Contrary to the latter-day peacenik propaganda, we do not all “cherish the same things.”  If that were so, there would be no crime and no war and no strife anywhere among men, and yet it persists in our world, in our nation, and even in our neighborhoods and homes.  No unreality is more dangerous than such an assumption of the sort of Utopian relation of men and civilizations.  For what purpose do we have a government if not to defend us against those who do not share our views of the rights of man?

Damn me if you please, or if you feel as though you must, but do not permit yourself to believe I have not fully considered these issues.  Of late, I’ve given consideration to little else.  This entire blog is in service to that consideration, and to arouse yourselves to the belief that I would so casually entrust the future of this country, or its government to somebody on the basis of an unthinking support is patently absurd.  I don’t care if you call me “conservative” or “libertarian” or “liberal,” because I know in our current context, all those terms have lost their original meanings, but this much I do know:  I know what sort of candidate I would happily support.

I would support a candidate who shares my reverence for the Constitution in terms of the government’s relationship to its masters: We the people.  I would support a candidate who understands that our government now needs vast reforms, that some would call “sudden and relentless,” because our government has inverted its role in our lives, by which means it has become the master and we have become its servants.  I would support a candidate who understands the cruel and dangerous realities of our world, and is willing to act to bring our government and its operations into compliance with them by legal, constitutional means.  These are all the things, in general, that I would support, but I will not support any candidate absent any of these to any substantial degree.
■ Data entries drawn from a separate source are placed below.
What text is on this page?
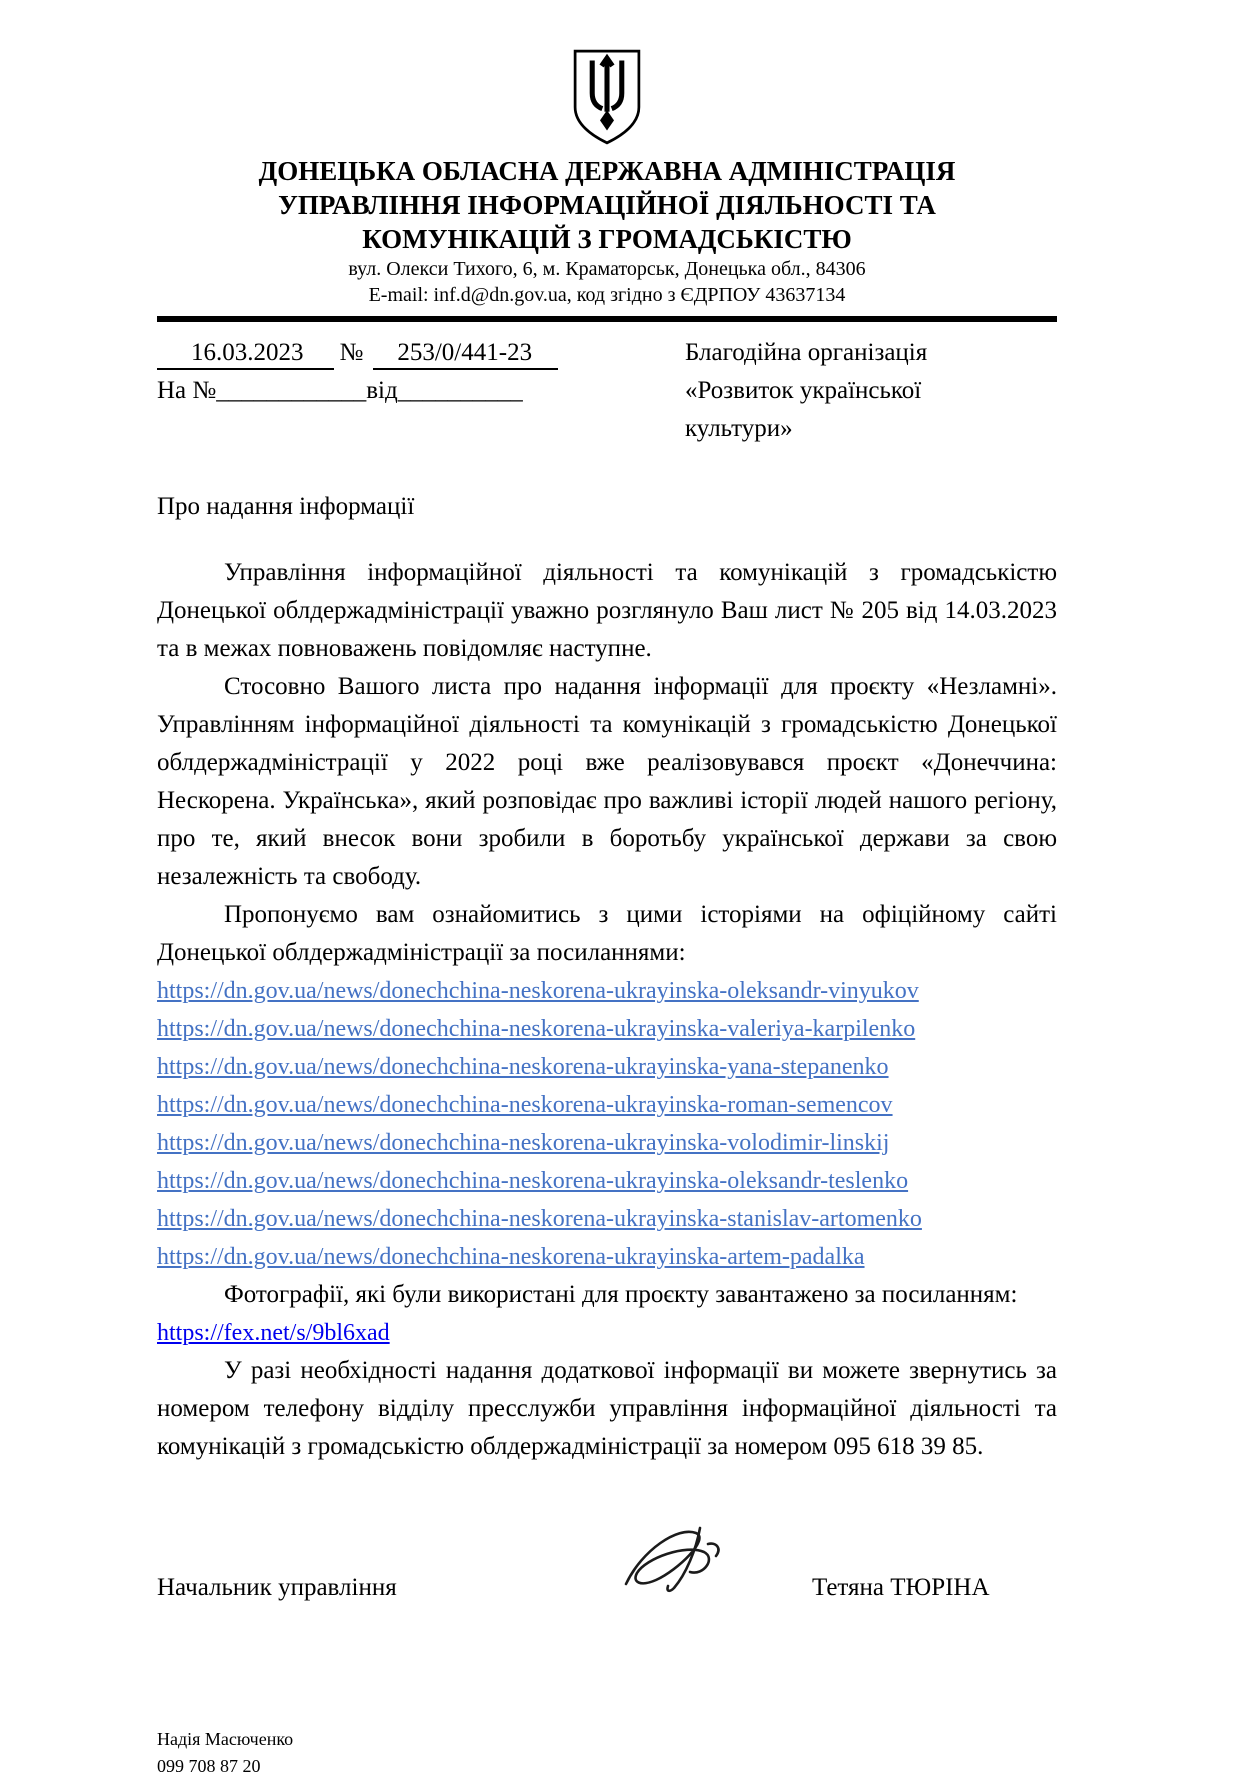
ДОНЕЦЬКА ОБЛАСНА ДЕРЖАВНА АДМІНІСТРАЦІЯ
УПРАВЛІННЯ ІНФОРМАЦІЙНОЇ ДІЯЛЬНОСТІ ТА
КОМУНІКАЦІЙ З ГРОМАДСЬКІСТЮ
вул. Олекси Тихого, 6, м. Краматорськ, Донецька обл., 84306
E-mail: inf.d@dn.gov.ua, код згідно з ЄДРПОУ 43637134
16.03.2023 № 253/0/441-23
На №____________від__________
Благодійна організація
«Розвиток української
культури»
Про надання інформації

Управління інформаційної діяльності та комунікацій з громадськістю Донецької облдержадміністрації уважно розглянуло Ваш лист № 205 від 14.03.2023 та в межах повноважень повідомляє наступне.

Стосовно Вашого листа про надання інформації для проєкту «Незламні». Управлінням інформаційної діяльності та комунікацій з громадськістю Донецької облдержадміністрації у 2022 році вже реалізовувався проєкт «Донеччина: Нескорена. Українська», який розповідає про важливі історії людей нашого регіону, про те, який внесок вони зробили в боротьбу української держави за свою незалежність та свободу.

Пропонуємо вам ознайомитись з цими історіями на офіційному сайті Донецької облдержадміністрації за посиланнями:

https://dn.gov.ua/news/donechchina-neskorena-ukrayinska-oleksandr-vinyukov
https://dn.gov.ua/news/donechchina-neskorena-ukrayinska-valeriya-karpilenko
https://dn.gov.ua/news/donechchina-neskorena-ukrayinska-yana-stepanenko
https://dn.gov.ua/news/donechchina-neskorena-ukrayinska-roman-semencov
https://dn.gov.ua/news/donechchina-neskorena-ukrayinska-volodimir-linskij
https://dn.gov.ua/news/donechchina-neskorena-ukrayinska-oleksandr-teslenko
https://dn.gov.ua/news/donechchina-neskorena-ukrayinska-stanislav-artomenko
https://dn.gov.ua/news/donechchina-neskorena-ukrayinska-artem-padalka

Фотографії, які були використані для проєкту завантажено за посиланням:

https://fex.net/s/9bl6xad

У разі необхідності надання додаткової інформації ви можете звернутись за номером телефону відділу пресслужби управління інформаційної діяльності та комунікацій з громадськістю облдержадміністрації за номером 095 618 39 85.

Начальник управління	Тетяна ТЮРІНА
Надія Масюченко
099 708 87 20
These are the characteristics of the candidate I would support, but therein lies my personal dilemma, whatever you choose to call me:  None of the candidates now in the field have shown me that they are substantially, and in the greatest measure, what I believe such a candidate ought be.  I suspect the rapid climb and descent of one candidate after the other means that while many of you may not share my views entirely, the greater number of you are dissatisfied with your choices, and you now find yourself choosing from among what you consider an imperfect lot. In truth, I expect many people feel as I do in this matter, but this may be the nature of the choice we will have in 2012, and I fear, as do so many of you, that it will be insufficient to the grave national tests that lie ahead.  This may be my dilemma, but many of you share in it, and I wish for you the wisdom of Solomon.  We cannot afford to see this infant be rendered in halves.